При всём том этот закон, по словам ап. Павла, «свят» и заповеди его «святы, и праведны, и благи» (Рим. 7: 12). Хотя он и дан посреди громов и молний Синая, раскаты которых постоянно слышались в его строжайших запрещениях, однако же и в нем есть указания на благодать и избавление; потому что Бог, Который говорит в законе, есть тот самый Бог, Который вывел народ из Египта, освободил его от ига рабства, Который дал Аврааму обетование и подготовлял высшее благо – мессианское царство для Своего народа; следовательно, за строгостью закона скрываются милость и благодать Божия561. Иначе как понять то, что в том же законе Моисеевом заповедуется воздавать за зло добром (Исх. 23: 4–5) и говорится: «Не враждуй на брата твоего в сердце твоем и не мсти, но люби ближнего твоего, как самого себя» (Лев. 19: 17–18). И сам законодатель – Моисей, хотя представляет собой более строгого ревнителя правды, чем нежного руководителя и учителя, однако же назван «человеком кротчайшим из всех людей на земле» (Чис. 12: 3).

С этой точки зрения мы должны смотреть и на так называемый обрядовый закон Моисея, закон чистоты и нечистоты, чистой и нечистой пищи и пр. Хотя этот закон и стеснял евреев чувственной и внешней стороной своей, но внешность в нем являлась символом внутреннего, духовного.
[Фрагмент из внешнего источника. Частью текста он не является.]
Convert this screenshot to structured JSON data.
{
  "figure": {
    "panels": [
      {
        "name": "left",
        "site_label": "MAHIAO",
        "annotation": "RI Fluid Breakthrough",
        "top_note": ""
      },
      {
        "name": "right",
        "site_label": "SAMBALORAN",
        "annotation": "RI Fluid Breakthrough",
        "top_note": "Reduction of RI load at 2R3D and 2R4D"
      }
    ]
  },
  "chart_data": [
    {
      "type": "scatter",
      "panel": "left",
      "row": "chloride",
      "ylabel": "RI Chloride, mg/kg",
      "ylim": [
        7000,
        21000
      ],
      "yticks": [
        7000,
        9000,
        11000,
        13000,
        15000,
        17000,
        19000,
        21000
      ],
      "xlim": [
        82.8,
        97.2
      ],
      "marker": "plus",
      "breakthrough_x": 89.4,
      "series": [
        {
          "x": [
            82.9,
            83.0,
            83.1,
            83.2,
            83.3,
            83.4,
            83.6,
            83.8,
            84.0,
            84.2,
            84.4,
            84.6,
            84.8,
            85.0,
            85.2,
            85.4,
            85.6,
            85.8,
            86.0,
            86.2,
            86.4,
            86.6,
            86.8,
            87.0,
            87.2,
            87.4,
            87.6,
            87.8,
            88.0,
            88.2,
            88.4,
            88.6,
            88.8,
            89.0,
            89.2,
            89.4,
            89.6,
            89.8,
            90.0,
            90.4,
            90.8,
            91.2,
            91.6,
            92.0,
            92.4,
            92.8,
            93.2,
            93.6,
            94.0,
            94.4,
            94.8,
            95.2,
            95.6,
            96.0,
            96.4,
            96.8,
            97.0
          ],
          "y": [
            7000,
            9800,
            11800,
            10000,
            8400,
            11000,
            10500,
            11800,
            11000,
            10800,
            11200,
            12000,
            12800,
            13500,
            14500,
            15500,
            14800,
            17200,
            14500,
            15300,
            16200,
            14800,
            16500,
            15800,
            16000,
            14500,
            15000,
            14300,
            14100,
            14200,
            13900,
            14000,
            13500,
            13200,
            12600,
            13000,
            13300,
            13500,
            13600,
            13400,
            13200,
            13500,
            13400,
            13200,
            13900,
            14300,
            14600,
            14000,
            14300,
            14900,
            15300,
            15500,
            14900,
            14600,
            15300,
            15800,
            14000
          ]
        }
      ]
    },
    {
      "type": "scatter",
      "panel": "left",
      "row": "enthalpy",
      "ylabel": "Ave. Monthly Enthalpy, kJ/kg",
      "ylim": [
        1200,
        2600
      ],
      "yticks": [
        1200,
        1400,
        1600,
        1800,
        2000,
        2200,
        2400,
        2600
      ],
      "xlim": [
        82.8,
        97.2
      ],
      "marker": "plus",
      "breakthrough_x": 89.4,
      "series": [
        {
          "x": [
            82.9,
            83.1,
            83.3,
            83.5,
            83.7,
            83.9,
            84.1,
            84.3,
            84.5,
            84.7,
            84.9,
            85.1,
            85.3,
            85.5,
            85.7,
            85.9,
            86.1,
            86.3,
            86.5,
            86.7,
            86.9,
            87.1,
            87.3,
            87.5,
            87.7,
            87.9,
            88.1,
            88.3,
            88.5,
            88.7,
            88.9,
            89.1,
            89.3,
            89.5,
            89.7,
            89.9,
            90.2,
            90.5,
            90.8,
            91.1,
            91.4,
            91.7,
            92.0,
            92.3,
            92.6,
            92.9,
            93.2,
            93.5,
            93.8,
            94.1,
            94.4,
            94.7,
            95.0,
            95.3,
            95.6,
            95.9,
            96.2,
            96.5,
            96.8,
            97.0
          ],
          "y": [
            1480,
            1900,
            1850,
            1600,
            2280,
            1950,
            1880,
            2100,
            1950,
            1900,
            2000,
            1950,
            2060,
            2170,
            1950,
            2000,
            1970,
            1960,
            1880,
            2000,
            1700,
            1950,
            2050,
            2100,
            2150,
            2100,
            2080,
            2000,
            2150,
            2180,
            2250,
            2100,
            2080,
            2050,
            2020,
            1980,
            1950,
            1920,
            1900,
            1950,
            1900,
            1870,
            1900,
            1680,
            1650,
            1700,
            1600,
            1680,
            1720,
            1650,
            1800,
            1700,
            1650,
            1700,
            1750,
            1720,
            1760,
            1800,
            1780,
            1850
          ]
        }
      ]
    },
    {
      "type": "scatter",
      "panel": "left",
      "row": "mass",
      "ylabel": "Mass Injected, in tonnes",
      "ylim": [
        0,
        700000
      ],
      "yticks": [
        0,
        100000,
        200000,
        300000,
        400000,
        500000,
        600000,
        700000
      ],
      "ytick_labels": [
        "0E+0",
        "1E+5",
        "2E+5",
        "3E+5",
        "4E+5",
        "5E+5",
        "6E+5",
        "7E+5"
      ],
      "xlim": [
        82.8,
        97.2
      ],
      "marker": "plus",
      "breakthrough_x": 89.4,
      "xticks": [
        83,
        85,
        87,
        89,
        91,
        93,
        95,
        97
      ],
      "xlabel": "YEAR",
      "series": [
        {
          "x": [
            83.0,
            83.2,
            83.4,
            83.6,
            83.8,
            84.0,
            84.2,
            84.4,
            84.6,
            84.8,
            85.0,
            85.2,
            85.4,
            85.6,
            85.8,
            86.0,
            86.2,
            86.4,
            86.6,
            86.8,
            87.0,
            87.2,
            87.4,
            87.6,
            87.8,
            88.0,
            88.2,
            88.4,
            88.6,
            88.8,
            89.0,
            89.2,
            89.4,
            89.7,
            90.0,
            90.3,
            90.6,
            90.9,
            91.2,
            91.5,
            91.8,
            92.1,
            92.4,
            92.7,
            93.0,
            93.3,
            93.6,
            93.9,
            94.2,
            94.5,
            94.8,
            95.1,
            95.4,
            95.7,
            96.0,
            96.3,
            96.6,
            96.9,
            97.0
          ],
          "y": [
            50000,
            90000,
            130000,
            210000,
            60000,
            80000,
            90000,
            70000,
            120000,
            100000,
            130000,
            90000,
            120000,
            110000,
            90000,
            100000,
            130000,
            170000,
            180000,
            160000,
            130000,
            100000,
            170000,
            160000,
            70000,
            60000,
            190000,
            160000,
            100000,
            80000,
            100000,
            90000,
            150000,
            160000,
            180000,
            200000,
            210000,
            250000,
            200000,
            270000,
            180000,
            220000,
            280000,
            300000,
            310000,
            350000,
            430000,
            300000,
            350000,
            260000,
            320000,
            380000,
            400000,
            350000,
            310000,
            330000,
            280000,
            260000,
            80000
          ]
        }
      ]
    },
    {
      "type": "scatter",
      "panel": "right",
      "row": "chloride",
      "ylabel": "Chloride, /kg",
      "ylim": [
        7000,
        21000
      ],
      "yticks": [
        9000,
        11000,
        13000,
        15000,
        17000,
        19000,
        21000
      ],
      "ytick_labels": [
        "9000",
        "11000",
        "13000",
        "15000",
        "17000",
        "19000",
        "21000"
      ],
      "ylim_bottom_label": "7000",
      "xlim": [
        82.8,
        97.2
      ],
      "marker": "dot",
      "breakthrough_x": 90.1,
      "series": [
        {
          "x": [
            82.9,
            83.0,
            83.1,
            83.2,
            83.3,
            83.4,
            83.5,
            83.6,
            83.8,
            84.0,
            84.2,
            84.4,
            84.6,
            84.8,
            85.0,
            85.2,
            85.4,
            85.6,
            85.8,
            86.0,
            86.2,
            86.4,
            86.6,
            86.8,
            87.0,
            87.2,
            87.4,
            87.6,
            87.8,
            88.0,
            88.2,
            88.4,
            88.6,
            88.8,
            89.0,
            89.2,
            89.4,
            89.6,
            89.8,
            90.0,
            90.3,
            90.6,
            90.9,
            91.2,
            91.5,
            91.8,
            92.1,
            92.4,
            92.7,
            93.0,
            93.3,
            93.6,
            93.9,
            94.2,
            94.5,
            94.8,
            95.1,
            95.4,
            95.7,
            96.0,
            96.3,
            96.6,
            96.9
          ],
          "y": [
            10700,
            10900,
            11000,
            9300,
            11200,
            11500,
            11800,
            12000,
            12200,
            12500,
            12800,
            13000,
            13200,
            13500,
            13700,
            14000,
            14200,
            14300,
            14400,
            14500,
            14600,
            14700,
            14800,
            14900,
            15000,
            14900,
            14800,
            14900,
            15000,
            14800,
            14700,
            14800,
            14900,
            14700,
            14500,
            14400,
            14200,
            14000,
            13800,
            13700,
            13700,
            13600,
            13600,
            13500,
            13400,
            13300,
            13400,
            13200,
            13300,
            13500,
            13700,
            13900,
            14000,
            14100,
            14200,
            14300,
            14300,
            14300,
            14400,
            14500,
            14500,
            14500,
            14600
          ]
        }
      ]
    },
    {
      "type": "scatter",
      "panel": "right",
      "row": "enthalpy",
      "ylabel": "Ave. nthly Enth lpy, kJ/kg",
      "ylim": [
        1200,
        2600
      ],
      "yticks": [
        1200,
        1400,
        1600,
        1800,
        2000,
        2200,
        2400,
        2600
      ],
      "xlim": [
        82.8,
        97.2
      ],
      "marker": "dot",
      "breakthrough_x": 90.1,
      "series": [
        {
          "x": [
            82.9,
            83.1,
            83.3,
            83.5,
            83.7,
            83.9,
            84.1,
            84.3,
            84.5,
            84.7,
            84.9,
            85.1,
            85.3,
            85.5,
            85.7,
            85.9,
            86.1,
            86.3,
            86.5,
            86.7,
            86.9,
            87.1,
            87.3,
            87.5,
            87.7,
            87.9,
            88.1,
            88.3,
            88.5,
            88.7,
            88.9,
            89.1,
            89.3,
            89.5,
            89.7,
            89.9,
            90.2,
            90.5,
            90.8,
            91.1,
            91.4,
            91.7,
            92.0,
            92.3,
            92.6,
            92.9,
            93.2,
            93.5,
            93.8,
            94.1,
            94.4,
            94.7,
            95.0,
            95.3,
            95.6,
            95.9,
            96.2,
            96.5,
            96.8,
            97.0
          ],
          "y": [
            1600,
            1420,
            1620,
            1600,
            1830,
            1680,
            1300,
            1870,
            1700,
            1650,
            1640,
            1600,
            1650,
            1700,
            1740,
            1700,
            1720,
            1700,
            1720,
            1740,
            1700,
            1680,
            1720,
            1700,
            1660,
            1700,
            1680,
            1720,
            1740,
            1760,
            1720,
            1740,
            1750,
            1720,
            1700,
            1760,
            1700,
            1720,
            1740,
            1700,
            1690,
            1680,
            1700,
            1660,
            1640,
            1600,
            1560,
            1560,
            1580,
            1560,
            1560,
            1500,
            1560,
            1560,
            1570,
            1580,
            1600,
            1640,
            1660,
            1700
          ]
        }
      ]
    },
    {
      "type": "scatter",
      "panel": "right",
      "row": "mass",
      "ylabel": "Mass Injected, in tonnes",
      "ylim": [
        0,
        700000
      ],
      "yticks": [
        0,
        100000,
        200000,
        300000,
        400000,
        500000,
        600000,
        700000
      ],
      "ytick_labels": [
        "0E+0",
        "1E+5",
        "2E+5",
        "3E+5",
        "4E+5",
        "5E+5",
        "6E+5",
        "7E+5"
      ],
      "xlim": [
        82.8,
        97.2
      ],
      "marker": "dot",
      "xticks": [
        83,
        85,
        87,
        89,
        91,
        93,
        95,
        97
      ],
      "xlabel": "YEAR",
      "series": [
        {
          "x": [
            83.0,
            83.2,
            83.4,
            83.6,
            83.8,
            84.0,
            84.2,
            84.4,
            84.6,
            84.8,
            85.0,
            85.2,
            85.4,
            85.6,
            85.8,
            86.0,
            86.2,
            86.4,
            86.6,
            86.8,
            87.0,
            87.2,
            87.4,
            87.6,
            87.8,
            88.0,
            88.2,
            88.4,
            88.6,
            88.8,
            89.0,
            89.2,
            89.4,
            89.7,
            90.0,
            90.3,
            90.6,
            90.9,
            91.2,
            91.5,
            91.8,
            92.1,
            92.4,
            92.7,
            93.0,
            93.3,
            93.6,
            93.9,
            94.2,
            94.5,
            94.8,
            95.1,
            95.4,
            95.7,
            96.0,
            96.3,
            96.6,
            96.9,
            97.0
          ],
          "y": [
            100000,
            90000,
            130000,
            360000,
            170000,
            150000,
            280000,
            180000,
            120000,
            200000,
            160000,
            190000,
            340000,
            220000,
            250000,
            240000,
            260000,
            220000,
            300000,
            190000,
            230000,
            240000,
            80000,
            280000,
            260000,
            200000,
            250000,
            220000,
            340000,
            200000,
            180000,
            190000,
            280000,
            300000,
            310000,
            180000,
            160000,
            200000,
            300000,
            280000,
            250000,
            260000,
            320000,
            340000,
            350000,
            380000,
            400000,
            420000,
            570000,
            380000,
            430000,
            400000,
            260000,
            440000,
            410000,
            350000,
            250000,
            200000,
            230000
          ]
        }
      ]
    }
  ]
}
В противоположность язычеству, смешивавшему дух с материей, сглаживавшему грани, начертанные Богом в Своем творении, Израиль должен был приучиться ясно различать и уважать эти грани. Отсюда мы и находим в законе Моисея предписания вроде следующих: «Скота твоего не своди с иною породою; поля твоего не засевай двумя родами семян; в одежду из разнородных нитей, из шерсти и льна, не одевайся» (Лев. 19: 19). Мало того. Ветхозаветный обрядовый закон называется в Новом Завете тенью грядущих благ (Евр. 10: 1). Искупление человека, по смыслу этого уподобления, стояло, как тело, еще далеко впереди ветхозаветного человечества и не могло быть для него видимо, но от него падала тень в глубину веков древности, и по этой тени можно было уже составить некоторое представление о самом теле («самом образе вещей», по выражению апостола).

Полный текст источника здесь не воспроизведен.